Picasso and Braque Go To The Movies

| 13 Aug 2014 | 05:05

    Picasso and Braque Go To The Movies Directed by Arne Glimcher At Cinema Village Runtime: 62 min. Every time someone asks if a new movie is going to be a hit, it’s a blow against civilization. Director Arne Glimcher enlists Martin Scorsese’s help in the almost-lost cause of reminding people that film is an art form in the new documentary Picasso and Braque Go To the Movies. As Bow-Down-To-Hollywood season gets underway, this is the perfect time for cultural reflection—to pull back from the heedless pop frenzy of sequels and grosses and 3-D. Our culture needs to be reminded that movies are an art form, and this Glimcher-Scorsese doc traces its roots to the early 20th-century cinematic discoveries that paralleled modernist developments in paintings—especially those of Pablo Picasso and George Braque.

    The names Picasso and Braque probably mean nothing to Fincherheads, Cameron morons and Chris Nolanknowitalls—that’s because those filmmakers give little evidence of how the two-dimensional form can become kinetic, evoking mystery and spirituality.
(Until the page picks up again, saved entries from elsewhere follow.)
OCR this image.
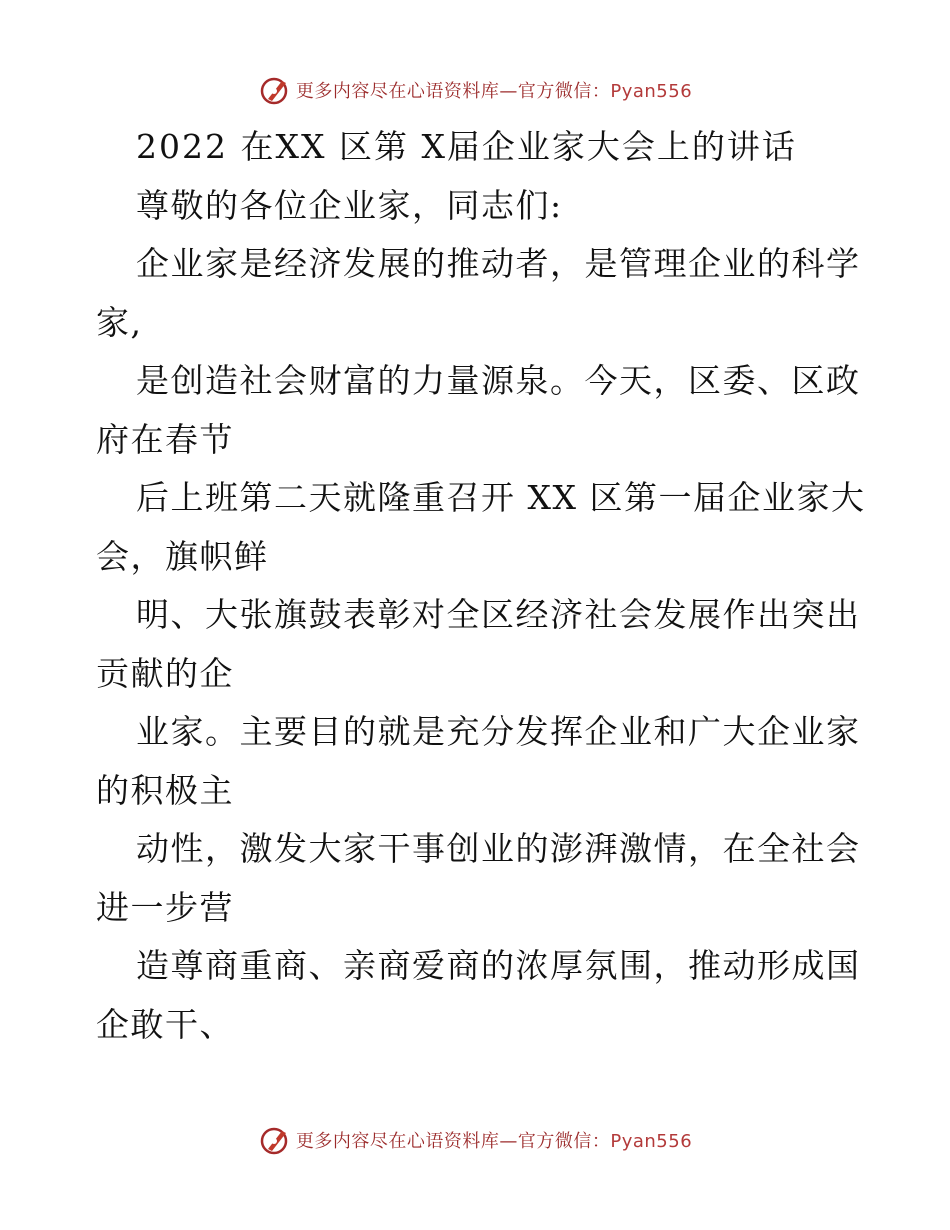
更多内容尽在心语资料库—官方微信：Pyan556
2022 在XX 区第 X届企业家大会上的讲话
尊敬的各位企业家，同志们:
企业家是经济发展的推动者，是管理企业的科学
家,
是创造社会财富的力量源泉。今天，区委、区政
府在春节
后上班第二天就隆重召开 XX 区第一届企业家大
会，旗帜鲜
明、大张旗鼓表彰对全区经济社会发展作出突出
贡献的企
业家。主要目的就是充分发挥企业和广大企业家
的积极主
动性，激发大家干事创业的澎湃激情，在全社会
进一步营
造尊商重商、亲商爱商的浓厚氛围，推动形成国
企敢干、
更多内容尽在心语资料库—官方微信：Pyan556
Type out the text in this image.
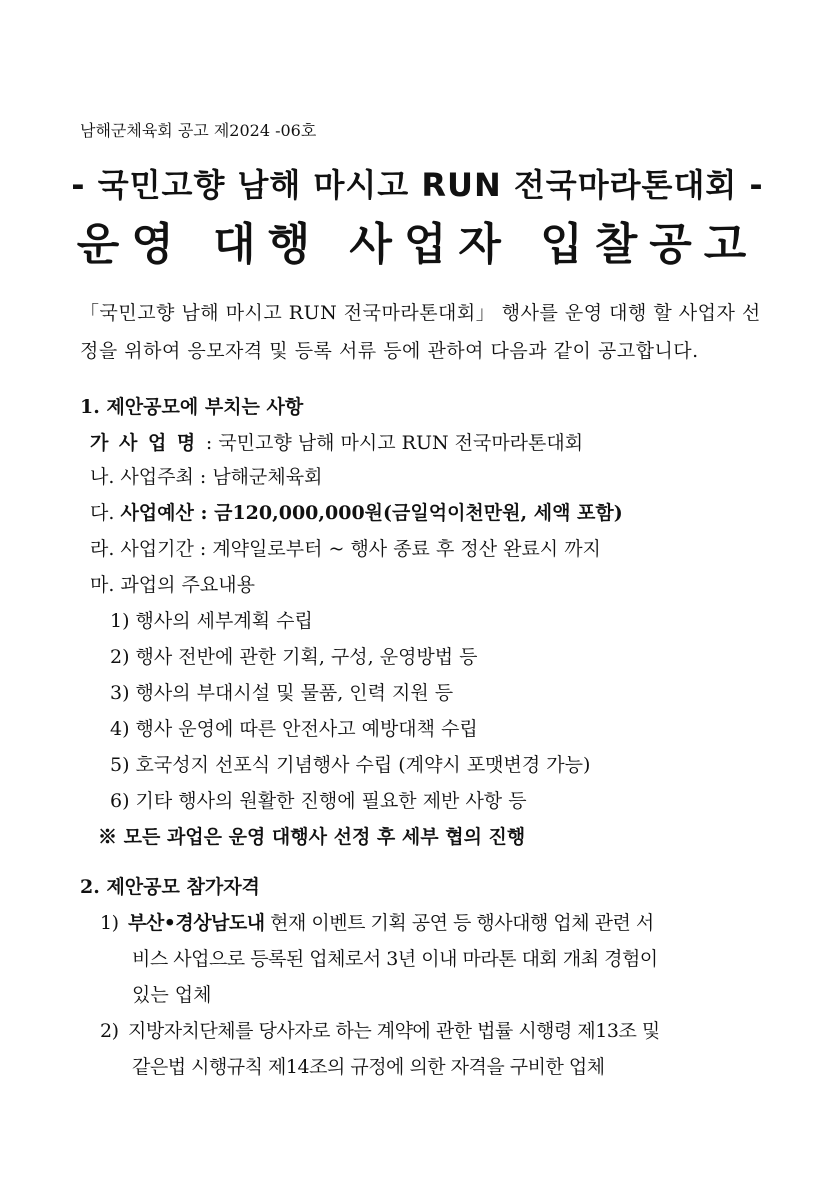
남해군체육회 공고 제2024 -06호
- 국민고향 남해 마시고 RUN 전국마라톤대회 -
운영 대행 사업자 입찰공고
「국민고향 남해 마시고 RUN 전국마라톤대회」 행사를 운영 대행 할 사업자 선
정을 위하여 응모자격 및 등록 서류 등에 관하여 다음과 같이 공고합니다.
1. 제안공모에 부치는 사항
가 사 업 명 : 국민고향 남해 마시고 RUN 전국마라톤대회
나. 사업주최 : 남해군체육회
다. 사업예산 : 금120,000,000원(금일억이천만원, 세액 포함)
라. 사업기간 : 계약일로부터 ~ 행사 종료 후 정산 완료시 까지
마. 과업의 주요내용
1) 행사의 세부계획 수립
2) 행사 전반에 관한 기획, 구성, 운영방법 등
3) 행사의 부대시설 및 물품, 인력 지원 등
4) 행사 운영에 따른 안전사고 예방대책 수립
5) 호국성지 선포식 기념행사 수립 (계약시 포맷변경 가능)
6) 기타 행사의 원활한 진행에 필요한 제반 사항 등
※ 모든 과업은 운영 대행사 선정 후 세부 협의 진행
2. 제안공모 참가자격
1) 부산•경상남도내 현재 이벤트 기획 공연 등 행사대행 업체 관련 서
비스 사업으로 등록된 업체로서 3년 이내 마라톤 대회 개최 경험이
있는 업체
2) 지방자치단체를 당사자로 하는 계약에 관한 법률 시행령 제13조 및
같은법 시행규칙 제14조의 규정에 의한 자격을 구비한 업체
The first film-art findings such as early special effects of France’s Méliès brothers and then the Surrealists, created the basic cinematic spectacle that today’s “immersive 3-D” only superficially surpasses. The Picasso-Braque connection shows the unembarrassed impulse to study vision and philosophy through art—not trite, childish, “Lookit!” exploitation.

    Glimcher focuses on the moment artists and the public all appreciated “the chance to relive time and chance to monkey with it”—as Robert Whitman points out. As the digital era progresses, this knowledge—and its thrill—are forgotten. Only the movies and paintings from this era—what Natasha Staller identifies as “the enabling environment of 1900 Paris”—preserve the thrill. A visit to the Gagosian Gallery’s current show of late Monet also contains this thrill; Monet’s painting are more stirring than the fantasy world of Avatar’s Pandora.

    In addition to Scorsese, several artists, scholars and historians also testify to cinema-painting kinship: Eric Fishcl, Julian Schnabel, Chuck Close, Coosje Van Bruggen, Tom Gunning and others reveal the conceptual foundations of painting that led to the deus ex machina of cinema. As Scorsese romanticizes: “A machine that creates something ephemeral. You’re [watching] a dream.” While covering the 1907-1914 period of Braque and Picasso’s experiments, Glimcher fails to mention of D.W. Griffith who, in every way, was Picasso’s contemporary. Despite that error, I hereby nominated Glimcher’s film for the National Society of Film Critics’ Best Non-Fiction Prize.